Glycosciences network
Immune system responses against pathogens are triggered by immune cell receptors recognising the pathogen’s carbohydrate epitopes. Dissecting the carbohydrate–receptor interactions could enable the design of innovative anti-microbial agents.

Seeking to address this, the training network of the EU-funded CARMUSYS project brought together 12 groups from 7 European countries. The key objective was to provide training for early-stage researchers in the form of PhD fellowships in the field of carbohydrate science. Information about the partners and activities is available on the project website.

The scientific activities of the project focused on the design and synthesis of carbohydrate multivalent systems. These would be used as tools to study the interaction between carbohydrates and DC-SIGN involved in pathogen recognition. The long-term goal was to design molecules that could interfere with pathogen attachment and entry into cells.

DC-SIGN putative ligands were analysed in silico, synthesised and then presented on multivalent scaffolds prior to being biologically evaluated. The generated glycomimetic ligands were assessed for their ability to block pathogen infection.
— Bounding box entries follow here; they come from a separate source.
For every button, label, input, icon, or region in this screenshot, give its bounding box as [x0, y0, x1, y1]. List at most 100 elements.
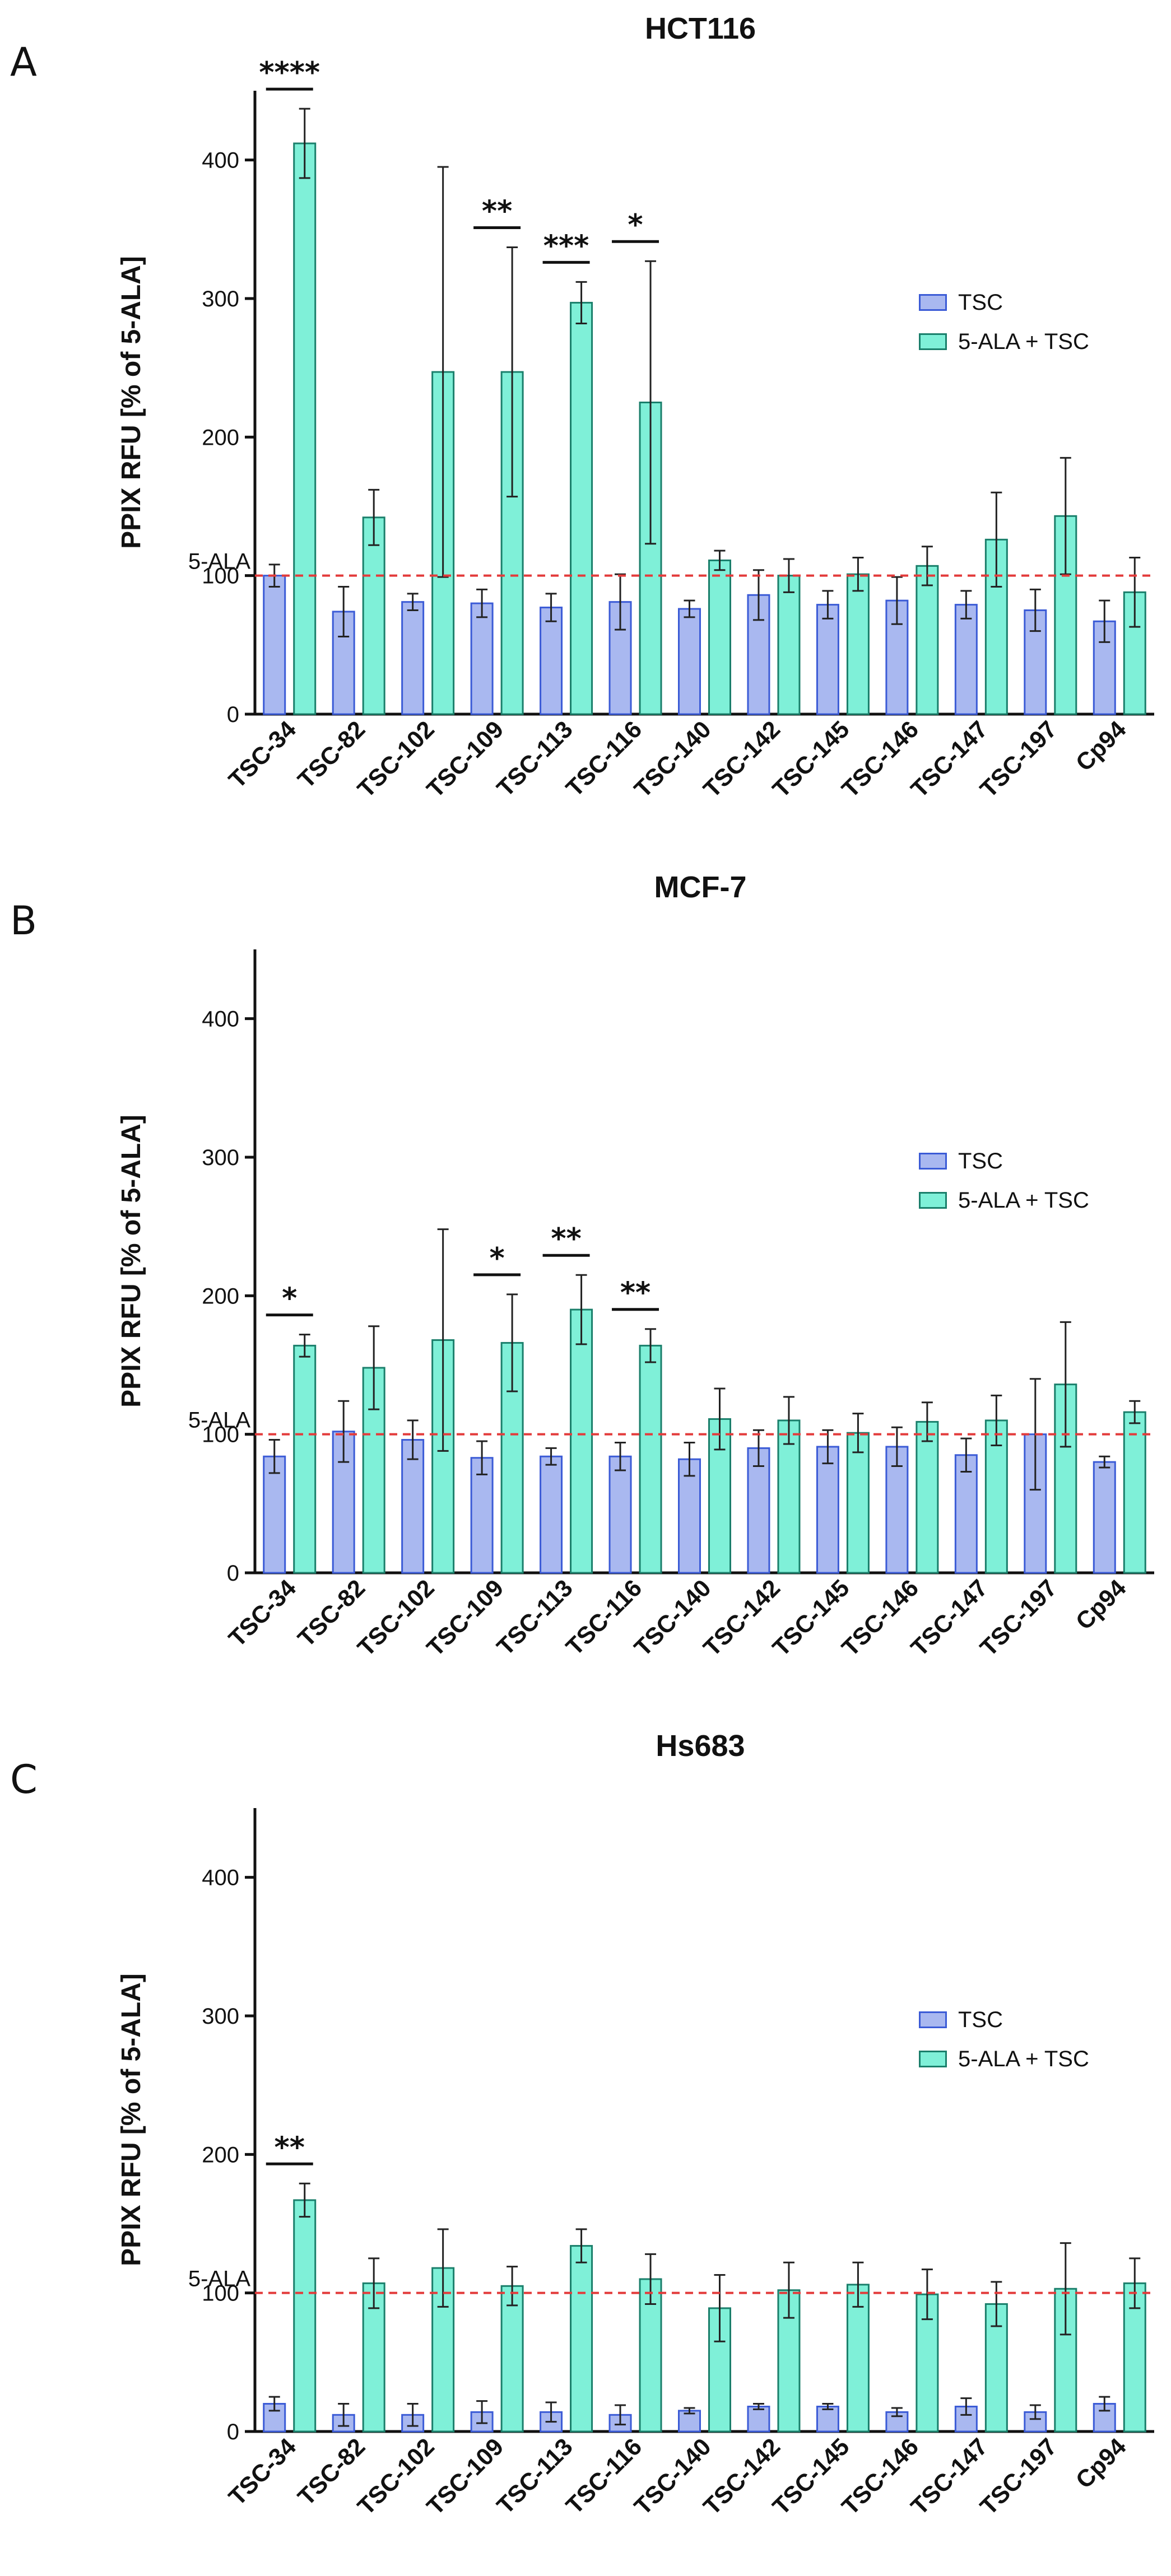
y-tick-label: 400 — [202, 148, 239, 173]
bar-ala-tsc — [570, 301, 593, 715]
x-category-label: TSC-142 — [698, 1575, 786, 1662]
significance-stars: ** — [482, 194, 512, 228]
bar-tsc — [540, 607, 563, 715]
panel-letter: C — [10, 1757, 38, 1802]
bar-tsc — [678, 1458, 701, 1574]
bar-ala-tsc — [293, 1344, 317, 1574]
significance-stars: *** — [543, 229, 589, 263]
x-category-label: TSC-146 — [837, 1575, 924, 1662]
y-tick-label: 400 — [202, 1007, 239, 1032]
y-tick-label: 100 — [202, 564, 239, 589]
x-category-label: TSC-142 — [698, 716, 786, 803]
chart-a-plot: 0 100 200 300 400 PPIX RFU [% of 5-ALA] 5-ALA T… — [117, 56, 1154, 803]
bar-ala-tsc — [639, 402, 662, 715]
chart-panel-b: 0 100 200 300 400 PPIX RFU [% of 5-ALA] 5-ALA T… — [0, 859, 1171, 1717]
y-tick-label: 300 — [202, 287, 239, 311]
y-tick-label: 400 — [202, 1866, 239, 1890]
x-category-label: Cp94 — [1071, 716, 1131, 776]
bar-ala-tsc — [500, 2285, 524, 2433]
bar-tsc — [678, 608, 701, 715]
bar-tsc — [816, 604, 839, 715]
x-category-label: TSC-102 — [352, 1575, 440, 1662]
panel-letter: A — [10, 39, 37, 85]
reference-line-label: 5-ALA — [188, 549, 250, 574]
bar-tsc — [401, 601, 425, 715]
x-category-label: TSC-102 — [352, 2433, 440, 2521]
significance-stars: ** — [620, 1277, 650, 1310]
bar-ala-tsc — [639, 1344, 662, 1574]
legend-label: 5-ALA + TSC — [958, 1187, 1089, 1213]
x-category-label: TSC-142 — [698, 2433, 786, 2521]
x-category-label: TSC-145 — [768, 2433, 855, 2521]
legend-swatch-ala-tsc — [919, 1192, 947, 1209]
bar-tsc — [954, 1454, 978, 1574]
legend-item-ala-tsc: 5-ALA + TSC — [919, 2039, 1089, 2079]
y-tick-label: 300 — [202, 2004, 239, 2029]
chart-title: MCF-7 — [654, 870, 747, 904]
bar-tsc — [885, 1446, 909, 1574]
bar-tsc — [1093, 1461, 1116, 1574]
significance-stars: **** — [259, 56, 320, 90]
bar-ala-tsc — [777, 575, 801, 715]
x-category-label: TSC-197 — [975, 2433, 1062, 2521]
bar-tsc — [816, 2405, 839, 2433]
significance-stars: * — [490, 1242, 505, 1275]
y-tick-label: 0 — [227, 2420, 239, 2444]
x-category-label: TSC-113 — [492, 2433, 578, 2519]
legend-item-tsc: TSC — [919, 283, 1089, 322]
x-category-label: TSC-113 — [492, 1575, 578, 1661]
legend-item-tsc: TSC — [919, 1142, 1089, 1181]
bar-ala-tsc — [293, 142, 317, 715]
legend-item-ala-tsc: 5-ALA + TSC — [919, 322, 1089, 361]
x-category-label: TSC-34 — [224, 1575, 301, 1652]
x-category-label: TSC-140 — [629, 2433, 717, 2521]
bar-tsc — [954, 604, 978, 715]
x-category-label: TSC-34 — [224, 2433, 301, 2511]
legend-swatch-tsc — [919, 1153, 947, 1170]
y-axis-label: PPIX RFU [% of 5-ALA] — [117, 1115, 146, 1408]
legend-swatch-tsc — [919, 294, 947, 311]
chart-legend: TSC 5-ALA + TSC — [919, 283, 1089, 361]
x-category-label: TSC-147 — [906, 716, 993, 803]
chart-panel-a: 0 100 200 300 400 PPIX RFU [% of 5-ALA] 5-ALA T… — [0, 0, 1171, 859]
bar-ala-tsc — [293, 2199, 317, 2433]
bar-tsc — [816, 1446, 839, 1574]
legend-swatch-tsc — [919, 2011, 947, 2028]
bar-tsc — [470, 602, 494, 715]
reference-line-label: 5-ALA — [188, 1408, 250, 1433]
bar-tsc — [263, 575, 286, 715]
y-tick-label: 200 — [202, 1284, 239, 1308]
chart-title: HCT116 — [644, 12, 756, 45]
y-tick-label: 200 — [202, 2142, 239, 2167]
significance-stars: ** — [551, 1222, 581, 1256]
x-category-label: TSC-145 — [768, 716, 855, 803]
bar-ala-tsc — [708, 559, 731, 715]
bar-tsc — [540, 1455, 563, 1574]
y-tick-label: 100 — [202, 2281, 239, 2306]
bar-ala-tsc — [846, 1432, 870, 1574]
significance-stars: * — [282, 1282, 297, 1316]
reference-line-label: 5-ALA — [188, 2267, 250, 2291]
bar-tsc — [332, 611, 355, 715]
legend-item-tsc: TSC — [919, 2000, 1089, 2039]
chart-title: Hs683 — [656, 1729, 745, 1763]
chart-legend: TSC 5-ALA + TSC — [919, 2000, 1089, 2079]
chart-panel-c: 0 100 200 300 400 PPIX RFU [% of 5-ALA] 5-ALA T… — [0, 1717, 1171, 2576]
x-category-label: TSC-113 — [492, 716, 578, 802]
x-category-label: TSC-147 — [906, 1575, 993, 1662]
legend-label: 5-ALA + TSC — [958, 2046, 1089, 2071]
legend-label: TSC — [958, 2007, 1003, 2032]
bar-tsc — [747, 2405, 770, 2433]
legend-label: TSC — [958, 290, 1003, 315]
significance-stars: ** — [275, 2131, 305, 2164]
bar-ala-tsc — [570, 2245, 593, 2433]
x-category-label: TSC-140 — [629, 716, 717, 803]
bar-ala-tsc — [916, 1420, 939, 1574]
x-category-label: TSC-145 — [768, 1575, 855, 1662]
y-tick-label: 100 — [202, 1423, 239, 1447]
x-category-label: Cp94 — [1071, 1575, 1131, 1635]
x-category-label: TSC-140 — [629, 1575, 717, 1662]
bar-tsc — [608, 1455, 632, 1574]
x-category-label: TSC-109 — [422, 2433, 509, 2521]
x-category-label: Cp94 — [1071, 2433, 1131, 2494]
The selectivity of the CARMUSYS approach was demonstrated for the DC-SIGN versus langerin molecules, that both mediate HIV entry. Furthermore, nanoparticles displaying thousands of glycan ligands on their surface blocked infection from the Ebola virus even at extremely low concentrations.

Taken together, the findings of the CARMUSYS network validated the anti-microbial approach through modulation of DC-SIGN activity. The advantage of the current approach is that the size and multivalency of the nanoparticles can be designed to resemble natural viruses.

In vitro testing has demonstrated that these carbohydrate ligand systems interfere with pathogen pattern-recognition receptors and compete with pathogens during their entry into target cells. Positive in vivo testing and clinical trial results will have major implications for biomedicine with increasing applications and research in carbohydrate sciences.